Virtually everyone who has visited a foreign country is aware of the difficulties of communicating in a foreign language.

Ironically, this is largely because most people are able to hear and talk, according to Peggy Linn Prosser, a deaf American who has been living in Japan since 1991 and working as a teacher and consultant to deaf people in a number of different organizations.

“Deaf people who are used to sign language can express themselves through body language and have a better chance of transmitting a message, whereas hearing people tend to be pressured to use words, often making themselves more difficult to be understood,” Prosser said.

In April, Prosser and colleague Mami Nomura opened Japan ASL Volution, a school that teaches American sign language, in Tokyo’s Yoyogi district.

The school has 105 students, about 80 of whom are deaf and are studying the language to increase the number of opportunities open to them.

According to Prosser, deaf people in Japan are often ostracized and consequently have lower self-esteem than those in a similar situation in the United States.

Prosser believes that by studying American sign language, which is strongly rooted in U.S. culture, deaf Japanese people can learn about deaf communities in other countries and discover new opportunities.

“Deaf people in Japan believe they cannot do certain things even though they are totally capable of doing them, largely because of discrimination and an insufficient level of acceptance in society,” Prosser said. “One of the roles (of our school) is to communicate to these people their rights and possibilities.”

In the U.S., the rights of deaf people have been gradually advanced over the years.

A breakthrough for deaf people occurred in 1988, at Washington’s Gallaudet University, which was established in 1864 for the deaf and hard of hearing. The university named its first deaf president after a protest movement that Prosser, then a student at the school, said deeply affected her.

On the legal front, the Americans with Disabilities Act of 1990 confirmed the rights of people with disabilities to equal access to essential areas of society, including civic participation, employment opportunities and the economic mainstream.

As U.S. society has become better equipped to accommodate deaf people, the deaf community has come to see itself as a subculture and a linguistic minority.

Prosser said the multicultural nature of the U.S. enables it to accept the deaf as a new type of cultural group. It is this “new culture” that she wants people to explore.

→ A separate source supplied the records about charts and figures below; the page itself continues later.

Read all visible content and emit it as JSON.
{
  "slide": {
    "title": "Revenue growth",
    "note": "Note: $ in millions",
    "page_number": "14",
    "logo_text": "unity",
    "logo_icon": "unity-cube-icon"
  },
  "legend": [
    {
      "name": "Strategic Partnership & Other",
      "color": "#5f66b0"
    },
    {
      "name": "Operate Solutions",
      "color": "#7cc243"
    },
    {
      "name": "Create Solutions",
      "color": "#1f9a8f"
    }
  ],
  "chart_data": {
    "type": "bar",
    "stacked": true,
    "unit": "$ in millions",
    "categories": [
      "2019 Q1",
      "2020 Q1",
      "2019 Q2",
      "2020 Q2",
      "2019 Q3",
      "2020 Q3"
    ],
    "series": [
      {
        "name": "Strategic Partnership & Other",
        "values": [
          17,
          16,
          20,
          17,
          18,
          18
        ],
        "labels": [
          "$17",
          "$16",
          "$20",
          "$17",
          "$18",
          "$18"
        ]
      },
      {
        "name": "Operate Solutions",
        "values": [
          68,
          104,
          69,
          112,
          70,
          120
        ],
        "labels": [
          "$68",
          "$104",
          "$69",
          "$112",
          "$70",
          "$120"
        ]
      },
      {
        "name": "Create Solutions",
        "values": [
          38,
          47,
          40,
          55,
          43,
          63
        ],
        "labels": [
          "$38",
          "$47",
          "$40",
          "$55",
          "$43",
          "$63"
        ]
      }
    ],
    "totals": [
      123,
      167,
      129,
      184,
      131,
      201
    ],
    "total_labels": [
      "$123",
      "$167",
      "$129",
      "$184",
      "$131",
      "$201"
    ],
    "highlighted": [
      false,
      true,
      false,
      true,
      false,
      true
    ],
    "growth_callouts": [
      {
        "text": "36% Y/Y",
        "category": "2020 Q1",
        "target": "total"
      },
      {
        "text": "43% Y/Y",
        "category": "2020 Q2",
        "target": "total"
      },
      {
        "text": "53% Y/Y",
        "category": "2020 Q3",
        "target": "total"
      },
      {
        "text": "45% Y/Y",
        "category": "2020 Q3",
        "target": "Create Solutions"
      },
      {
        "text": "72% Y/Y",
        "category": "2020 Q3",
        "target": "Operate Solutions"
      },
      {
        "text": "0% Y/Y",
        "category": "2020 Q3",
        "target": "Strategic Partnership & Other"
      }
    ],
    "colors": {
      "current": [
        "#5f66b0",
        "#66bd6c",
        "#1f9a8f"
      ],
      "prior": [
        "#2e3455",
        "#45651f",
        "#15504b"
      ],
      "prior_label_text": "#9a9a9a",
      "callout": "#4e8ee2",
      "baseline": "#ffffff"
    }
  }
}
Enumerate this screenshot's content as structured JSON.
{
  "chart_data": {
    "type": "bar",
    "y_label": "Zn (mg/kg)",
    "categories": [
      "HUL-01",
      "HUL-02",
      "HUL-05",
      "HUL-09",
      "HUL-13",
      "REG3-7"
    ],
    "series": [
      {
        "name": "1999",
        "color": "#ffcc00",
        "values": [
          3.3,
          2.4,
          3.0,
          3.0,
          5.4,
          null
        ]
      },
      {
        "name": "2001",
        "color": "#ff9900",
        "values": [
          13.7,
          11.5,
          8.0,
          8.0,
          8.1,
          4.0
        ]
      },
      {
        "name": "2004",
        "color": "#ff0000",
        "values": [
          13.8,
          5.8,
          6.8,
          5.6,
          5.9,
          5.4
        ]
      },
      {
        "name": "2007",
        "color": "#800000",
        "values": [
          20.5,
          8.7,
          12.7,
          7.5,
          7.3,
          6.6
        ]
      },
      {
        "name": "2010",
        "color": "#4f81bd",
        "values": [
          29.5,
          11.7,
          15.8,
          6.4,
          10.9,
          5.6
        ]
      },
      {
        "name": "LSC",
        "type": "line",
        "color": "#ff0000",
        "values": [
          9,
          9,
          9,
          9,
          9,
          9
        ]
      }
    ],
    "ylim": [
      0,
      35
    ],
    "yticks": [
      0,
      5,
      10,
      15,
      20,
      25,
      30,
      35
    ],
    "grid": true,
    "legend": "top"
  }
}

Prosser believes that normalization for the deaf can only be accomplished when their language is recognized as a language — like English or Japanese — and business is generated from it. This will not happen as long as deaf people are perceived as being handicapped and jobs in the deaf community exist only on a voluntary basis.

“There are many people working as volunteers for the deaf, like interpreters,” she said. “Their intentions are good, but as long as it’s voluntary, the quality (of the work) cannot be controlled.”

She questions why sign language translators should remain unpaid, unlike translators of spoken languages.

“I want the level of volunteer interpretation to be elevated from welfare to business and show that American sign language, just like normal English, can be turned into big business,” she said. “This in turn will increase the social participation of deaf people and realize true equality.”